I'm not sure what the emission standards are in Europe, but the U.S. EPA has diesel standards (a.k.a. tier 3) that will be met by VW, Audi, and Mercedes next year and should allow new diesel vehicles to be sold in all 50 states. The introduction of low-sulfur diesel last year certainly helped reduce emissions, especially from older, non-turbo injected engines. My solution is to burn 99% biodiesel in my 2001 Jetta TDI, which reduces emissions by 80 to 90%.

Emissions standards, along with other U.S.--specific safety standards and Americans' prejudice against diesel engines have conspired o create a limited market for diesel autos. One of the neatest vehicles I've seen here is the VW Eurovan with a TDI engine - a vehicle that isn't available in the U.S. Another car that caught my eye was this Mercedes sub-compact A200 equipped with a common-rail, turbo-charged diesel. I'd imagine this puppy sees fuel mileage in the 45 to 55 MPG range.

Imagine my pleasant surprise when we picked up our rental car at the train station and the attendant (whose English was much better than my French) asked "Is a diesel auto okay?" But of course! We got the keys to a compact Opal (manufactured by GM) with a TDI engine and a six-speed manual transmission. Now most Americans think diesels are slow, noisy, and stinky. Not so! This little baby is fast, clean, and relatively quiet. You do hear a bit of diesel engine sounds during brisk acceleration, but this is not a problem for diesel afficciandos. In fact, we roll down the window to better appreciate it!
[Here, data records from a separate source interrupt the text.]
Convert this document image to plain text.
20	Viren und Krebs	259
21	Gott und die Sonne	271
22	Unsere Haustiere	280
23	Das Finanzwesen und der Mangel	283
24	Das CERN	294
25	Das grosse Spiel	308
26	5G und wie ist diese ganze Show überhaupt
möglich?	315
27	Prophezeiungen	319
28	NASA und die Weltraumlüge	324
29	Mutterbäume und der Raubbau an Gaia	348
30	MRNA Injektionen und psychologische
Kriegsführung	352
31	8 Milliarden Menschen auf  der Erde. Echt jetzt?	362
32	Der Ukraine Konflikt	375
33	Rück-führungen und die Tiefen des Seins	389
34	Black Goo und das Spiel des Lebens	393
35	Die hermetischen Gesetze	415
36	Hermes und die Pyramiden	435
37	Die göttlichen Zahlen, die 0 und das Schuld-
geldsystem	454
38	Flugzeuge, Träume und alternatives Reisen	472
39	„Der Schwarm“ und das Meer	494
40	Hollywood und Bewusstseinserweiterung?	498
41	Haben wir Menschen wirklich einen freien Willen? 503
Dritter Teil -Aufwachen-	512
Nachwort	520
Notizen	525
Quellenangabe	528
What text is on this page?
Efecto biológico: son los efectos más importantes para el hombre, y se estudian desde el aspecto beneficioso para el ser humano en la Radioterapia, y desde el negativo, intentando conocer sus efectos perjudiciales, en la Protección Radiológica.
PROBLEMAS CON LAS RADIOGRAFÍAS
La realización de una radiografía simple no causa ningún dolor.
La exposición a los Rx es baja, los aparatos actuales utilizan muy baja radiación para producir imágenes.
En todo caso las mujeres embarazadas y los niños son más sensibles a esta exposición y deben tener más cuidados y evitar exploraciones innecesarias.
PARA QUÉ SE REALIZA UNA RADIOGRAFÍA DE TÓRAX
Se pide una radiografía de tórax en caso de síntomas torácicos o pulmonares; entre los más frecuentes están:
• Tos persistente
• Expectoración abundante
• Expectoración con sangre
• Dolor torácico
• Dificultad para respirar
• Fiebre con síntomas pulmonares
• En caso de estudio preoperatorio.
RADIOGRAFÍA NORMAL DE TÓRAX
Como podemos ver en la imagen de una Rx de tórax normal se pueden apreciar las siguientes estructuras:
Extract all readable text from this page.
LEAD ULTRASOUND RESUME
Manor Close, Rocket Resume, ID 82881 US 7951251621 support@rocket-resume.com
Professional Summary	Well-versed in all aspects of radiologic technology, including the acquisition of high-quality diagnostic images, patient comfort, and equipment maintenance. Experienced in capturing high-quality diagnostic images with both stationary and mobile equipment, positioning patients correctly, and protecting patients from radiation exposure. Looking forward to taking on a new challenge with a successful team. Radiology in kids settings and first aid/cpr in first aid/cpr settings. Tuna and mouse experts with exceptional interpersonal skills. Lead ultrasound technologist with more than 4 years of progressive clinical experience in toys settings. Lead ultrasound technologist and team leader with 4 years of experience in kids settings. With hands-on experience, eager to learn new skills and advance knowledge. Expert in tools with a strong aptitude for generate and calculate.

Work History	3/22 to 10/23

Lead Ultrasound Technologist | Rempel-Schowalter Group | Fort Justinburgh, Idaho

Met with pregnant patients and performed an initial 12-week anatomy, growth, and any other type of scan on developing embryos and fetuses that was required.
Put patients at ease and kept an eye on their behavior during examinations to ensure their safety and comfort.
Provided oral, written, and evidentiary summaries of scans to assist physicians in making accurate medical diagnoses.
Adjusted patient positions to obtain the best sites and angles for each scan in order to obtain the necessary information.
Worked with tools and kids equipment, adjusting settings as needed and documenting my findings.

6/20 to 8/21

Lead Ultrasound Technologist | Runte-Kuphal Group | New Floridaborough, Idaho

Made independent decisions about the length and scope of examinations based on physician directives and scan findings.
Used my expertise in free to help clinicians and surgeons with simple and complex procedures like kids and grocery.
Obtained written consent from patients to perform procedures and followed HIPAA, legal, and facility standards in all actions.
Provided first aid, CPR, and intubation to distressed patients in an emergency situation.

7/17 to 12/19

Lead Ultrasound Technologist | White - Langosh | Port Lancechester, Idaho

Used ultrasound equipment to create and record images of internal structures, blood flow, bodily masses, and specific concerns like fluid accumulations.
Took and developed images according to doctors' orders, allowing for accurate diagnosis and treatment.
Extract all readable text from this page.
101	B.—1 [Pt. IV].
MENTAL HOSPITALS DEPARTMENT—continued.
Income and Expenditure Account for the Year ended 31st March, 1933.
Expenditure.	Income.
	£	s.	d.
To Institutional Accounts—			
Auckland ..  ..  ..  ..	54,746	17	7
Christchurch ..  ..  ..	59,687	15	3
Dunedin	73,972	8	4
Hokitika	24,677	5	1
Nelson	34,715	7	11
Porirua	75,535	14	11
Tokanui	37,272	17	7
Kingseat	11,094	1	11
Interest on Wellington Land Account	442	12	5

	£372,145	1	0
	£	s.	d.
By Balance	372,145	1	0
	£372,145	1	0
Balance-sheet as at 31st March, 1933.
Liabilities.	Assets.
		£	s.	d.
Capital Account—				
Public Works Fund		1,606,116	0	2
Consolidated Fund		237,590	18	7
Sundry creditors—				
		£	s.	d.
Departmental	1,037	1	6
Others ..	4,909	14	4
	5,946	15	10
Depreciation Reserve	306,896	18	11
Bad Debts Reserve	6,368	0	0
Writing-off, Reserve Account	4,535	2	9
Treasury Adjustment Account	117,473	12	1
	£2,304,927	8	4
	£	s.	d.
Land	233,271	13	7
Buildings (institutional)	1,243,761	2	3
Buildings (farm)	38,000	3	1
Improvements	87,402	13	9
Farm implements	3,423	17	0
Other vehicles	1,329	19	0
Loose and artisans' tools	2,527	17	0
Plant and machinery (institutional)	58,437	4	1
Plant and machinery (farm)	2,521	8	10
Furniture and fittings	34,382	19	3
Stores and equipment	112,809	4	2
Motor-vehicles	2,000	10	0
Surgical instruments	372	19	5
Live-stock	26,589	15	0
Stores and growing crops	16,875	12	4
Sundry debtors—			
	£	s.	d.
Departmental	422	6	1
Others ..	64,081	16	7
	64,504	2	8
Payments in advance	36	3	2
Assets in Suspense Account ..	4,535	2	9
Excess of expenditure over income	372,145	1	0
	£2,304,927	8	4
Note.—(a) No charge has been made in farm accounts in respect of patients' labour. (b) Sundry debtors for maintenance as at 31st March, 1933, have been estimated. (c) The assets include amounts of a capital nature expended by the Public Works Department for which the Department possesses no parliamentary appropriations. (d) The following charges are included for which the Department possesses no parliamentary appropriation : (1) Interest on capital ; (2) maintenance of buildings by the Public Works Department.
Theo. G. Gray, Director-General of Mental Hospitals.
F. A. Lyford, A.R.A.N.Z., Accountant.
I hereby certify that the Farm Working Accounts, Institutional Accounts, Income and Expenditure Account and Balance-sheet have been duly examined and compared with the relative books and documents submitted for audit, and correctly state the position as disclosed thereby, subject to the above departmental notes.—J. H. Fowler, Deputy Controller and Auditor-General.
Not only is this Opal a fast, sporty little car, it gets very great fuel mileage - 40 plus miles per gallon on the freeway at 80 miles per hour (even better at slower speeds).




Now we're ensconsed in our room and this view is only a 3 minute walk away.

3 comments:

John said...

I used to rent those Opals when I went to Lyon. They kicked butt. This was back in the day when I thought Diesels were noisy and smelly. This car changed my mind.

PS- If you are in Lyon by chance, what an amazing city. I would take it vs Paris any day.

Anonymous said...

Welcome to Paris! I echo your comments on diesel. When my wife and I toured northwest Spain in 1998, we splurged and rented a Mercedes E320 diesel for a few days. It was simply amazing. No smell, little noise, and cruised at 120MPH no problem on the Spanish highways.

Are you aware of the growing dominance of diesel technology in international motor racing? Audi has dominated the last few years with their R10 car, running a TDI motor (and likely some exotic german rocket fuel instead of pump diesel.) Audi correctly surmised that during endurance races (12-24 hours) the greater efficiency would allow for fewer pit stops. This was true until the fuel tanks on diesel powered cars were required to be smaller :-)

Citroen has since joined the fray with their 908 TDI. I can't wait til diesel is more prevalent in American racing.

A buddy who's seen them race says the diesel cars are much quieter--this may or may not be an advantage, depending on one's point of view.

In any case, this is a pleasant diversion from your regular aviation fare.

Enjoy,
Marty

Michael Pereckas said...

One of my German friends has a minivan with a diesel engine and manual transmission. Just normal there, he was surprised when I told him that was as exotic as can be to an American like me. *Minivan* with manual transmission and diesel engine. A Ford, by the way, but obviously not available in Ford's home country.